Autor(es): Frei Betto
Correio Braziliense - 11/11/2011
Escritor, autor, em parceria com Marcelo Gleiser e Waldemar Falcão, de Conversa sobre a fé e a ciência (Agir), entre outros livros
Lula é, hoje, a voz do Brasil. De modo especial, a voz dos que não têm voz. Nenhum brasileiro tem, no exterior, tanta audiência. Os chefes de Estado prestam atenção no que ele diz, inclusive Dilma Rousseff.
Universidades dos cinco continentes o homenageiam com o diploma de doutor honoris causa. Empresários, dentro e fora do Brasil, querem conhecer seu ponto de vista sobre a conjuntura. Organismos internacionais se interessam pelo modo como o seu governo combateu a fome e reduziu a desigualdade social no Brasil.
A vida é imprevisível. Frágil como uma folha seca. E o futuro a Deus pertence. Súbito, Lula vê-se afetado por um câncer na laringe. Até parece que a natureza decidiu atingi-lo em seu calcanhar de aquiles. Como ocorreu ao pianista João Carlos Martins, cujos dedos das mãos, afetados por uma sucessão de problemas de saúde, quase o obrigaram a se afastar da música. Hoje, ele é reconhecidamente um exímio regente.
O câncer parece perseguir os chefes de Estado: Lugo, Chávez, José Alencar... Lula é feito da mesma matéria-prima de Alencar. Os dois foram dotados de um imbatível otimismo frente à vida, sustentado por consistente fé cristã. Como Alencar, Lula se sabe predestinado — não no sentido messiânico que o termo possa sugerir, e sim como resultado de uma convergência de fatores que o levaram à vida pública — e, graças à sensibilidade social trazida de berço, se empenha em minorar a desigualdade social e a promover uma ampla política de inclusão dos empobrecidos.
Todo o poder de comunicação de Lula se centra na voz. Ele nasceu brindado pelo dom da oratória. Lembro-me do início de nossa amizade, nas grandes assembleias metalúrgicas do ABC, no estádio da Vila Euclides, nos primeiros anos da década de 1980. Lula, antes de sair de casa, elencava num pedaço de papel os temas a serem abordados em seu discurso de encerramento da concentração operária. Era sempre o último a falar. Seu discurso marcava a culminância da assembleia.
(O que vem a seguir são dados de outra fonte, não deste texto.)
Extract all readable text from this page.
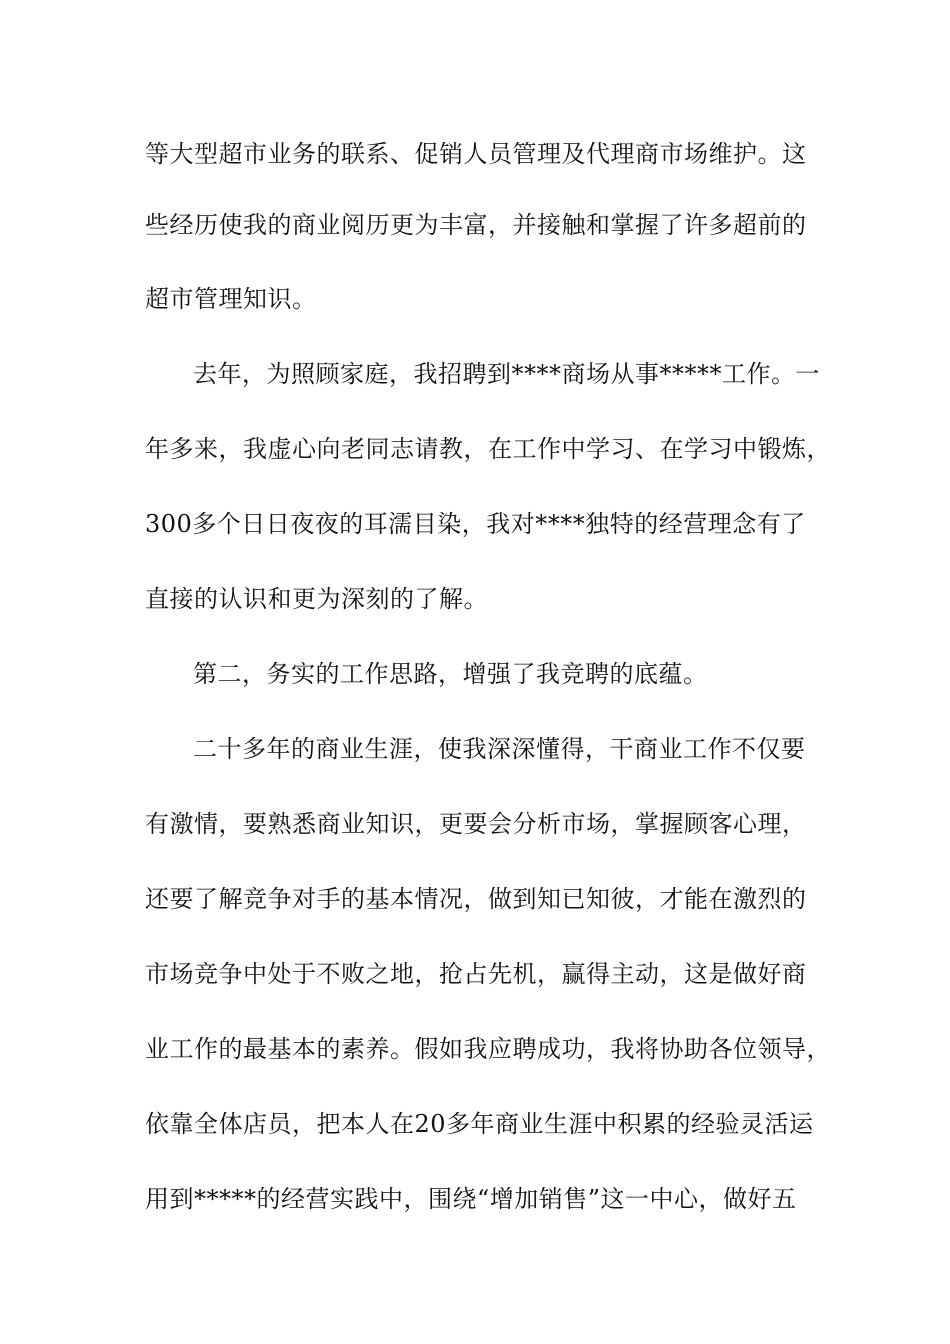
等大型超市业务的联系、促销人员管理及代理商市场维护。这
些经历使我的商业阅历更为丰富，并接触和掌握了许多超前的
超市管理知识。
去年，为照顾家庭，我招聘到****商场从事*****工作。一
年多来，我虚心向老同志请教，在工作中学习、在学习中锻炼，
300多个日日夜夜的耳濡目染，我对****独特的经营理念有了
直接的认识和更为深刻的了解。
第二，务实的工作思路，增强了我竞聘的底蕴。
二十多年的商业生涯，使我深深懂得，干商业工作不仅要
有激情，要熟悉商业知识，更要会分析市场，掌握顾客心理，
还要了解竞争对手的基本情况，做到知已知彼，才能在激烈的
市场竞争中处于不败之地，抢占先机，赢得主动，这是做好商
业工作的最基本的素养。假如我应聘成功，我将协助各位领导，
依靠全体店员，把本人在20多年商业生涯中积累的经验灵活运
用到*****的经营实践中，围绕“增加销售”这一中心，做好五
Ocupado o palanque, iniciava-se a sucessão de pronunciamentos: diretores do Sindicato dos Metalúrgicos, líderes operários, advogados trabalhistas, políticos... À medida que o ato avançava, os pontos elencados por Lula brotavam da boca dos oradores que o precediam. Eu me sentia aflito por ele, preocupado se, ali no palanque, ele teria ideia de outros temas que ninguém tivesse abordado.
Terminada a lista de oradores, a palavra de coroamento da manifestação cabia a Lula. Todos prestavam silenciosa atenção, como se cada uma de suas frases devesse ser absorvida pela multidão. Então, Lula surpreendia. Não por arrancar da cartola retórica, como um mágico, temas inéditos. A pauta era a mesma. A novidade consistia no modo como a abordava.
Não falava com a cabeça, e sim com o coração. Não proferia teorias nem se perdia na ênfase de frases demagógicas. Discursava a partir de experiências oriundas de sua trajetória pessoal, criava parábolas, contava "causos". Exortava, advertia, expressava metáforas bem-humoradas, destilava ironias em torno da ditadura, caricaturava ministros e empresários, cobrava de cada grevista empenho na mobilização, atiçava os brios éticos da massa trabalhadora. Seu pronunciamento soava mais moral do que político. Sua voz inflamava a assembleia.
Agora, a voz padece. Descansa. Exige cuidados. Lula, como ocorre às águias ao atingirem 40 anos de idade, se recolhe à montanha para adquirir novo vigor. E, em breve, retomar seu voo por uma política, no Brasil e no mundo, centrada no fim da miséria e da pobreza — onde a sua vida teve início.